We may hope that the courts are alive to the ongoing importance of PLCAA, and willing, as appropriate, to apply the tool of sanctions against legal strategists and campaigners who would seek to circumvent its provisions in the name of ideological grandstanding, profit, or revenge.

More: Jacob Sullum (distinguishing negligent entrustment theory also promoted in suit, which was rejected in new ruling).


  • Why would anyone trust the Connecticut Supreme Court to follow the law? Why should Remington have to deal with the expense of this nonsense decision?

    • It’s not about the law. It’s about: (1) re-election, and, (2) continuing to be invited to the right parties.

      • This may just be my personal view, but I find “wants to be invited to the right parties” awfully tired as a trope for describing those who endorse legal ideas I disagree with. I think most senior judges have already arranged for whatever social life they may want at this point in their careers and don’t spend a lot of time being jealous about unreceived invitations.

        The trope would stand a better chance of being persuasive were it phrased as “are susceptible to social pressure from people who are much like them.” That would capture ways in which even persons who are professionally very secure can sometimes be influenced by their family members, old friends, those with whom they serve in a church or volunteer capacity, and so forth. In Connecticut, that stratum does probably tend to push them in one direction more than another. But all of this is to accept the assumption that the right reaction to a regrettable court ruling is to second-guess the motives of those who signed it.

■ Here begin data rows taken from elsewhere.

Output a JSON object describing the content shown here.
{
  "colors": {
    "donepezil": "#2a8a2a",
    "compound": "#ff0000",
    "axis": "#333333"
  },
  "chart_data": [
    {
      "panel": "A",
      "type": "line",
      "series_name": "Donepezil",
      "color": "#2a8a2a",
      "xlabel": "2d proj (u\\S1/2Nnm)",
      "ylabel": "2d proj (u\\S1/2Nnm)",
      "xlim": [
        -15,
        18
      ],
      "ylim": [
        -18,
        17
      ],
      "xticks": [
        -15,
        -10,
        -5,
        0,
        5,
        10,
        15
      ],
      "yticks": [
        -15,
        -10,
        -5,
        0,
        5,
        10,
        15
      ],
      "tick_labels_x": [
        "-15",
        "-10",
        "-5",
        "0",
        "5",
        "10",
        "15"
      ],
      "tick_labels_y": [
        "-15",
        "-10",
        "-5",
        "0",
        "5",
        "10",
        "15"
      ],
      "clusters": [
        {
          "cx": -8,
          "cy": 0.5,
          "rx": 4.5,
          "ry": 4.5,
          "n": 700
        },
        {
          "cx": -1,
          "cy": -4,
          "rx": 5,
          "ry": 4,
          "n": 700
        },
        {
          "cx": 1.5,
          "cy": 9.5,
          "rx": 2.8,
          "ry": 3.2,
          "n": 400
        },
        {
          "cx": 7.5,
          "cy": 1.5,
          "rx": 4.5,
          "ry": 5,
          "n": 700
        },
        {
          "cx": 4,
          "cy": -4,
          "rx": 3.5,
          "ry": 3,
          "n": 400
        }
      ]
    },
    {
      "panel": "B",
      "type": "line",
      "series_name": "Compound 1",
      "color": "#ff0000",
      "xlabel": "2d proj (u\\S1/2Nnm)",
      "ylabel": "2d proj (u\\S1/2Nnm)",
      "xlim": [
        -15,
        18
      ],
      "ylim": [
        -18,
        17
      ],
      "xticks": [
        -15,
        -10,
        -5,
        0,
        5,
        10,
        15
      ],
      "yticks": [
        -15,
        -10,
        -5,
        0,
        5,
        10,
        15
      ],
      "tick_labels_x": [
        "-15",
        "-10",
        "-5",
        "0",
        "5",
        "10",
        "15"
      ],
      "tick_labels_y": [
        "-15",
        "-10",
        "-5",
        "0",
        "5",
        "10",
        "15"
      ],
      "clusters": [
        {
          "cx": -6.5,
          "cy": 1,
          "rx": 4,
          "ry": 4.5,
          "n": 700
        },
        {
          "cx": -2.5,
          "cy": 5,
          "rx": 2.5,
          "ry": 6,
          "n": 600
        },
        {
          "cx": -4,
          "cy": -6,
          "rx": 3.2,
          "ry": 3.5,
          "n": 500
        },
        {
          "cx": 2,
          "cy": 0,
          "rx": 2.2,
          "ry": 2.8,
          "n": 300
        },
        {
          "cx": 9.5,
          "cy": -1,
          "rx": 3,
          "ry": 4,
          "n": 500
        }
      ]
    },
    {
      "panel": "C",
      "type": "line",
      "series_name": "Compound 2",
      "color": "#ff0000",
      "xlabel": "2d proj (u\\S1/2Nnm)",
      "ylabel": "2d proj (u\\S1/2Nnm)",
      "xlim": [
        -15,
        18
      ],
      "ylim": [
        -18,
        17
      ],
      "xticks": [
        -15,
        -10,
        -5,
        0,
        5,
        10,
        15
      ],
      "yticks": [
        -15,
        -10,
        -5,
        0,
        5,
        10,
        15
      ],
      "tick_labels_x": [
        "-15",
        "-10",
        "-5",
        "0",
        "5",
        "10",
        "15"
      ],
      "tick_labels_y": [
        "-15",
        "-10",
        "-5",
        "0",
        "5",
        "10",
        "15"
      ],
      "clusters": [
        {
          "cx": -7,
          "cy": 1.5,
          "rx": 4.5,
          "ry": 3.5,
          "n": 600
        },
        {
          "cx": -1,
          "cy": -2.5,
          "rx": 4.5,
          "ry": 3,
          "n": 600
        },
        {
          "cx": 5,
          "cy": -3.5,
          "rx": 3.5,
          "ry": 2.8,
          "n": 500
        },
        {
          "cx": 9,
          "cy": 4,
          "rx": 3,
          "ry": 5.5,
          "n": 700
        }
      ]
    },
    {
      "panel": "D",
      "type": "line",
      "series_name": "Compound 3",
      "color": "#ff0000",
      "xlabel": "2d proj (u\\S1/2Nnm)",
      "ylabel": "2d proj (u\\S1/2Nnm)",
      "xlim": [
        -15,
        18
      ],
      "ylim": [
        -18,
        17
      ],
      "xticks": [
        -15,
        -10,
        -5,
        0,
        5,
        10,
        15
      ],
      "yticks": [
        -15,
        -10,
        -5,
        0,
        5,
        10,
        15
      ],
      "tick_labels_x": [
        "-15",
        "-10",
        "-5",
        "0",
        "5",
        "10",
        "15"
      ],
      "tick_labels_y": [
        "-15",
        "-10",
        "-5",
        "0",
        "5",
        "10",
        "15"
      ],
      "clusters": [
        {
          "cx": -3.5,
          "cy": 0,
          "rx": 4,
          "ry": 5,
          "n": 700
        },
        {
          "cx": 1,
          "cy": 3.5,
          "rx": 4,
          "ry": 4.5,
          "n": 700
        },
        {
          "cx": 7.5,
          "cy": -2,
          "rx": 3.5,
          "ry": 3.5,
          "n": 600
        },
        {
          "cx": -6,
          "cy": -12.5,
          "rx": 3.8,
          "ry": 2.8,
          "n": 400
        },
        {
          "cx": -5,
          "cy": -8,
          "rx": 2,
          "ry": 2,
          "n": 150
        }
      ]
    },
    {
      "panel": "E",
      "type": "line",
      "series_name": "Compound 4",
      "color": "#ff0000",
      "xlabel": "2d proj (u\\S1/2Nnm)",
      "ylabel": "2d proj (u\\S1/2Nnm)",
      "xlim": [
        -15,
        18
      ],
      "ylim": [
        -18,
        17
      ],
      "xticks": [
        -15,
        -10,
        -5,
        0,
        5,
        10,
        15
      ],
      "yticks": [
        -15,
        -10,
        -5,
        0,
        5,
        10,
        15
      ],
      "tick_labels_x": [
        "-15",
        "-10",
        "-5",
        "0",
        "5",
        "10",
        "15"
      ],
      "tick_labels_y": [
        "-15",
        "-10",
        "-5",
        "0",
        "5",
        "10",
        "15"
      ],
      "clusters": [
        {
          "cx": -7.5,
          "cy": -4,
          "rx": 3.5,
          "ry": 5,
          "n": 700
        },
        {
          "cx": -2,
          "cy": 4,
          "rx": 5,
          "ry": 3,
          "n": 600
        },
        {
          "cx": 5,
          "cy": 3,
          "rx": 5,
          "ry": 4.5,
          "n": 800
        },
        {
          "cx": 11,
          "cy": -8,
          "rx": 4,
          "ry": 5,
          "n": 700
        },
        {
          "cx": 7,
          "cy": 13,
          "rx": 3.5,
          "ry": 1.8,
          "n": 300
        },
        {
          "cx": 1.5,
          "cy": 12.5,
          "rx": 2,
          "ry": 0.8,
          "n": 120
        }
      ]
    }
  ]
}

        • Regarding the motives of those who wrote the decision–in my view, this doesn’t happen enough.

          This decision, on so many levels, is bad. First, how do the victims have any standing to enforce a marketing law when they didn’t buy the product and weren’t users of the product? Second, the exception obviously is to deal with situations where there was a difference between the product as marketed and how it performed.

          This is obvious to anyone who looks at it, and the fact that the learned judges didn’t get that either shows that they are obtuse or willful,

          I’ve mentioned the oft-summarily reversed Kim McLane Wardlaw. Why isn’t it ok to impugn her motives? Why isn’t it ok for lawyers and the public to ask whether she is qualified to sit on the courts? “Home cooking” is something EVERYONE who does the legal thing has heard about. Many have suffered it. Every state Supreme Court in America knows about it—and do they do thing one to call it out? Not that I’ve ever seen.

          • ” First, how do the victims have any standing to enforce a marketing law when they didn’t buy the product and weren’t users of the product?”

            Even if they were consumers of the product, why would they have standing? Wouldn’t standing for a lawsuit under an unfair trade practices law require the plaintiff to be a competitor of the defendant?

        • I wish there was a like button for these comments. You would get one here. I also want to say in the real world among real people your political positions do not matter much. I have great friends that have world views that are wildly different from my own.

          In further support, the Scalia-Ginsburg friendship which by all accounts was very real. This relationship was advanced in a hypercharged political environment where they both strongly disagreed with each other.

          Also, I don’t know the law in CT but we have never had an appellate judge removed from office at the ballot box in Maryland history.

  • We’ll see here if Roberts will stand up to the forces of lawlessness, or will he join them?

  • If the original goal of PLCAA was to protect business “too thinly capitalized to withstand the costs of years of legal defense”, what recourse do gunmakers have if the state supreme court allows the lawsuit when it clearly shouldn’t? It seems like the gunmakers still suffer because the state supreme court is determined to enact gun control laws in violation of federal law and the Constitution. Can they have the trial moved to federal court and away from a clearly illegal state court?

    Asking as a non-lawyer, what do/can you do when the law is clearly ignored by the government???